“Yes, Miss Bunn,” replied Ann, having a bright thought. “Don’t you think that it really would be better for me to wait for Marta, so we can go across the campus together?”

“Perhaps it would,” said Miss Bunn, somewhat doubtfully. “But if Marta should be detained some time, do not wait,—not more than a very few minutes, Miss Sterling. Otherwise I shall have to report you as out of your room in study hours.”

“Very well, Miss Bunn,” respectfully said Ann, for the first time feeling like being impertinent to a teacher. She remained standing while Miss Bunn, still with the attitude of disapproval, slowly walked down the steps and around the walk.

“Fussy old thing,” thought impatient Ann. “She just wanted to show her authority!” But Ann did not realize how Miss Tudor had impressed all her staff with the importance of looking after these girls, many of them accustomed to very little restraint at home, much less than would have been good for them. The trouble with poor, conscientious Miss Bunn was that her manner with the girls prejudiced them against her, with the result that even the obedient ones resented her authority.

Time went slowly, especially since Ann felt out of place. She thought that at least fifteen minutes must have gone by when she looked at her watch, barely to be seen in the fading light, to find that only five minutes had passed since she last consulted it. And here came Marta.

“Well!” exclaimed the surprised Marta, “that you, Ann? She didn’t keep me long, did she?”

“It seemed ages. I was worried for fear she would say something that you would not understand about what I thought, and then, with the girls in the suite, perhaps there would not be a good chance to tell you all about everything. Bunny came by and reminded me that it was study hours; but this was too important, so I stayed.”

“Come on over to my practice room. It may not be my room, of course, for our practice hours may be changed; but it will be a good place to talk.
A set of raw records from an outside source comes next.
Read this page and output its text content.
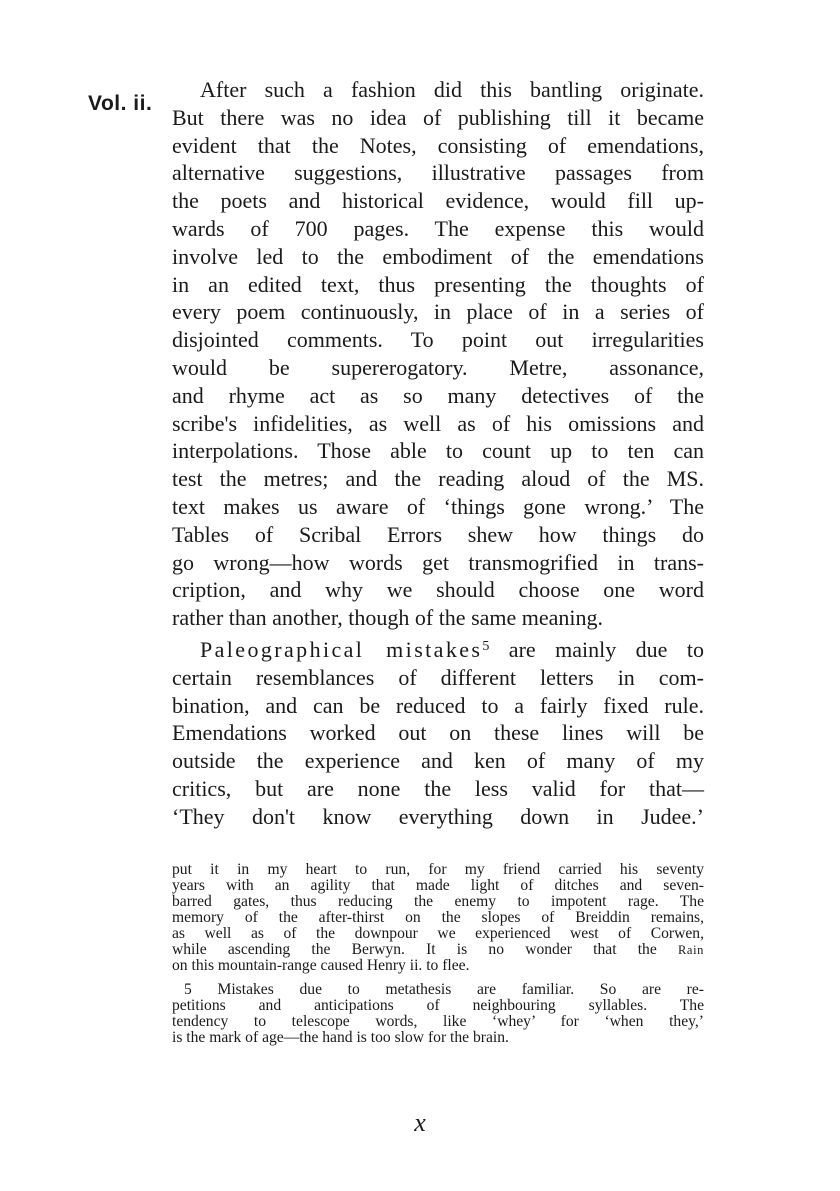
Vol. ii.
After such a fashion did this bantling originate.
But there was no idea of publishing till it became
evident that the Notes, consisting of emendations,
alternative suggestions, illustrative passages from
the poets and historical evidence, would fill up-
wards of 700 pages. The expense this would
involve led to the embodiment of the emendations
in an edited text, thus presenting the thoughts of
every poem continuously, in place of in a series of
disjointed comments. To point out irregularities
would be supererogatory. Metre, assonance,
and rhyme act as so many detectives of the
scribe's infidelities, as well as of his omissions and
interpolations. Those able to count up to ten can
test the metres; and the reading aloud of the MS.
text makes us aware of ‘things gone wrong.’ The
Tables of Scribal Errors shew how things do
go wrong—how words get transmogrified in trans-
cription, and why we should choose one word
rather than another, though of the same meaning.
Paleographical mistakes$^5$ are mainly due to
certain resemblances of different letters in com-
bination, and can be reduced to a fairly fixed rule.
Emendations worked out on these lines will be
outside the experience and ken of many of my
critics, but are none the less valid for that—
‘They don't know everything down in Judee.’
put it in my heart to run, for my friend carried his seventy
years with an agility that made light of ditches and seven-
barred gates, thus reducing the enemy to impotent rage. The
memory of the after-thirst on the slopes of Breiddin remains,
as well as of the downpour we experienced west of Corwen,
while ascending the Berwyn. It is no wonder that the Rain
on this mountain-range caused Henry ii. to flee.
5 Mistakes due to metathesis are familiar. So are re-
petitions and anticipations of neighbouring syllables. The
tendency to telescope words, like ‘whey’ for ‘when they,’
is the mark of age—the hand is too slow for the brain.
x
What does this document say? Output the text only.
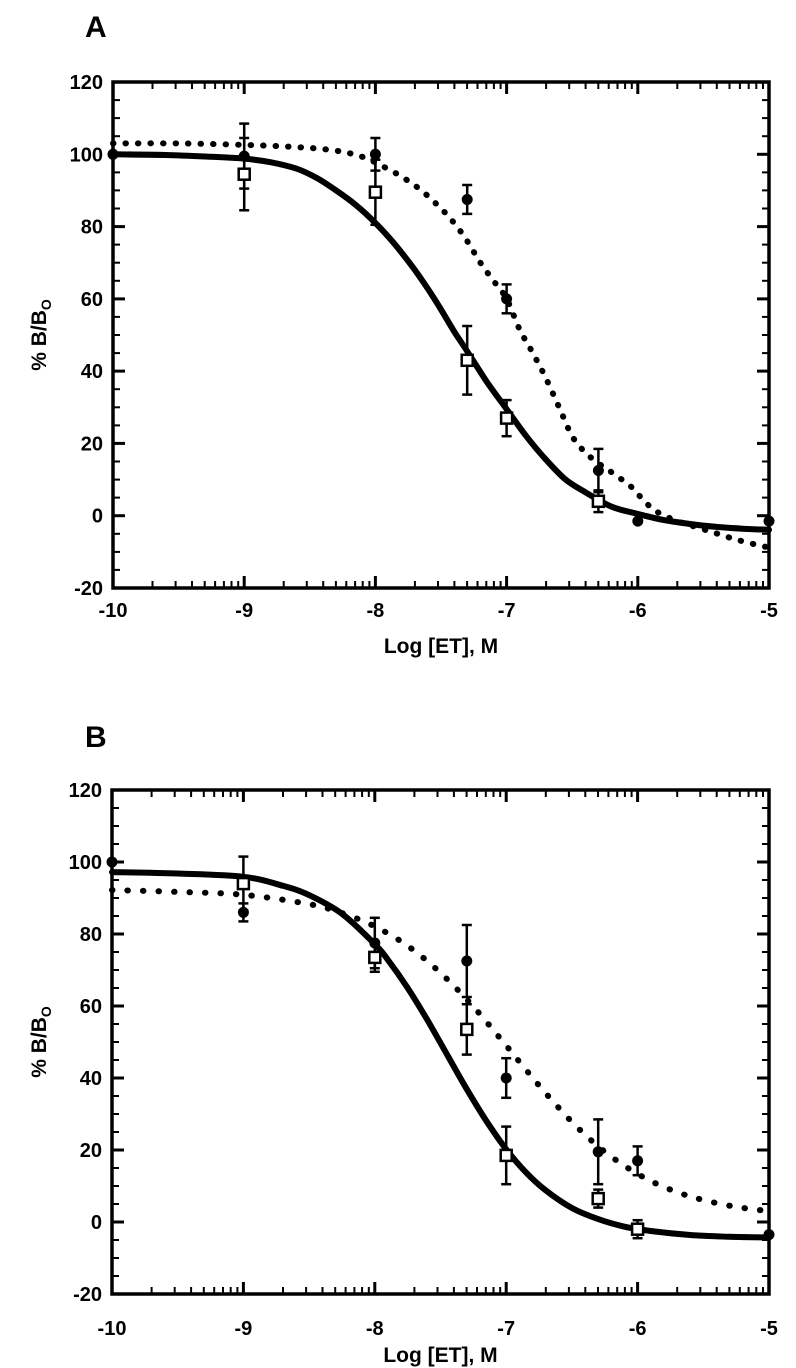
A
-10	-9	-8	-7	-6	-5
120
100
80
60
40
20
0
-20
Log [ET], M
% $B/B_O$
B
-10	-9	-8	-7	-6	-5
120
100
80
60
40
20
0
-20
Log [ET], M
% $B/B_O$
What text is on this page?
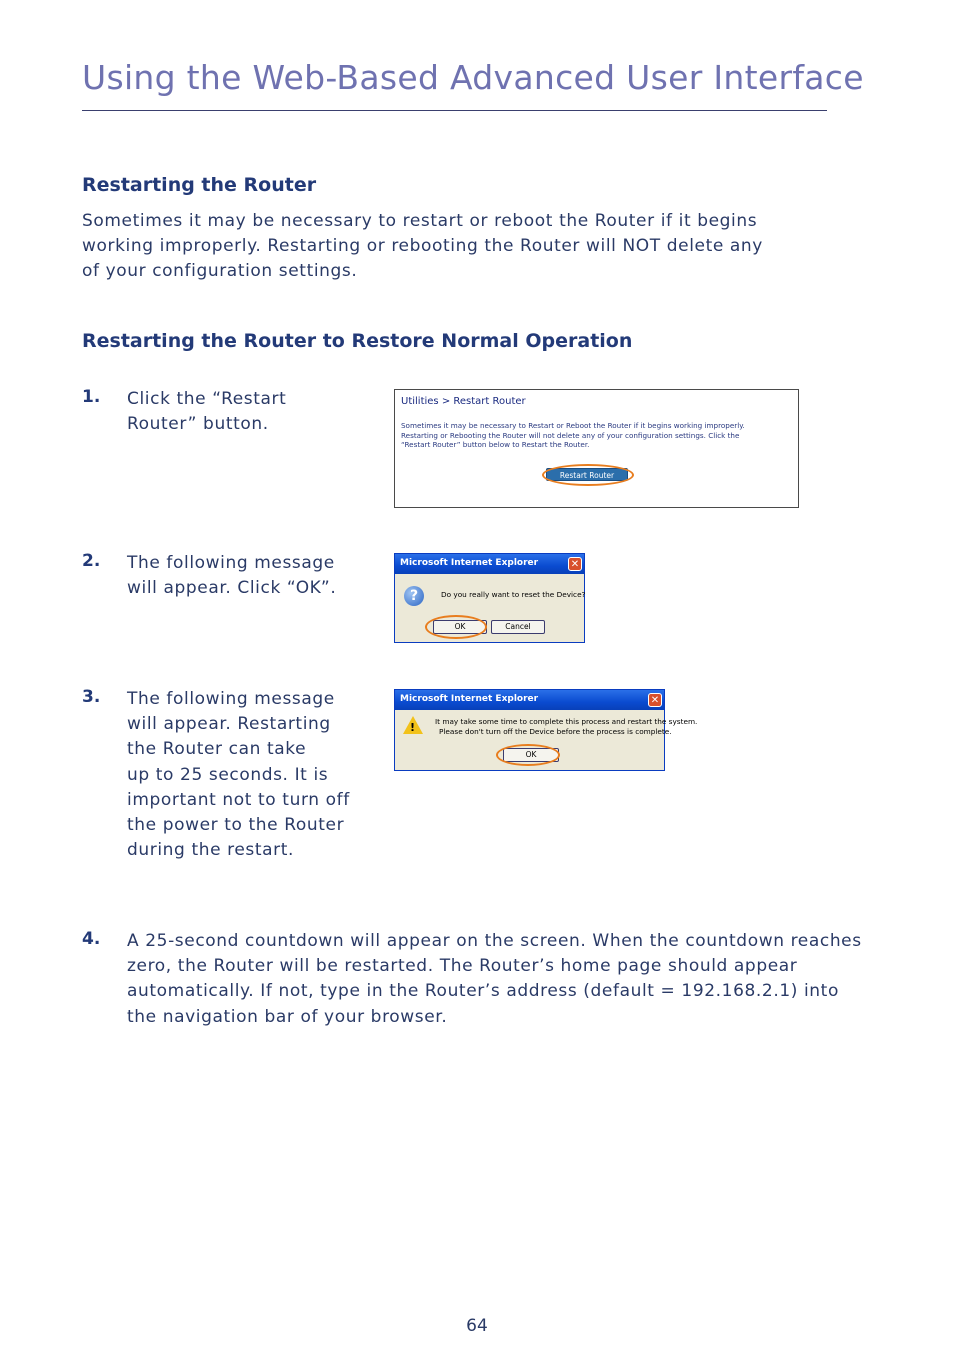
Using the Web-Based Advanced User Interface
Restarting the Router

Sometimes it may be necessary to restart or reboot the Router if it begins
working improperly. Restarting or rebooting the Router will NOT delete any
of your configuration settings.

Restarting the Router to Restore Normal Operation
1. Click the “Restart
Router” button.
Utilities > Restart Router
Sometimes it may be necessary to Restart or Reboot the Router if it begins working improperly.
Restarting or Rebooting the Router will not delete any of your configuration settings. Click the
“Restart Router” button below to Restart the Router.
Restart Router
2. The following message
will appear. Click “OK”.
Microsoft Internet Explorer	✕
?	Do you really want to reset the Device?
OK	Cancel
3. The following message
will appear. Restarting
the Router can take
up to 25 seconds. It is
important not to turn off
the power to the Router
during the restart.
Microsoft Internet Explorer	✕
!	It may take some time to complete this process and restart the system.
Please don't turn off the Device before the process is complete.
OK
4. A 25-second countdown will appear on the screen. When the countdown reaches
zero, the Router will be restarted. The Router’s home page should appear
automatically. If not, type in the Router’s address (default = 192.168.2.1) into
the navigation bar of your browser.
64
Nobody will mind. I think that Bunny was ahead of time about study hours. We’ll not be supposed to keep them tonight,—oh, of course, to stay off the campus. But there go some girls now. There will have to be a lot of going back and forth. Come on.”

The girls went to the building in which both had practiced on their respective instruments the previous year. It was dark, and when they tried the doors they were locked. “I might have known!” exclaimed Marta, in disgust. “Idiot!—I am referring to myself, Miss Sterling!”

“Your explanation is accepted,” laughed Ann, “but I might have had a brain or two about me! We’ll just sit down a few minutes on these steps to unburden our souls.”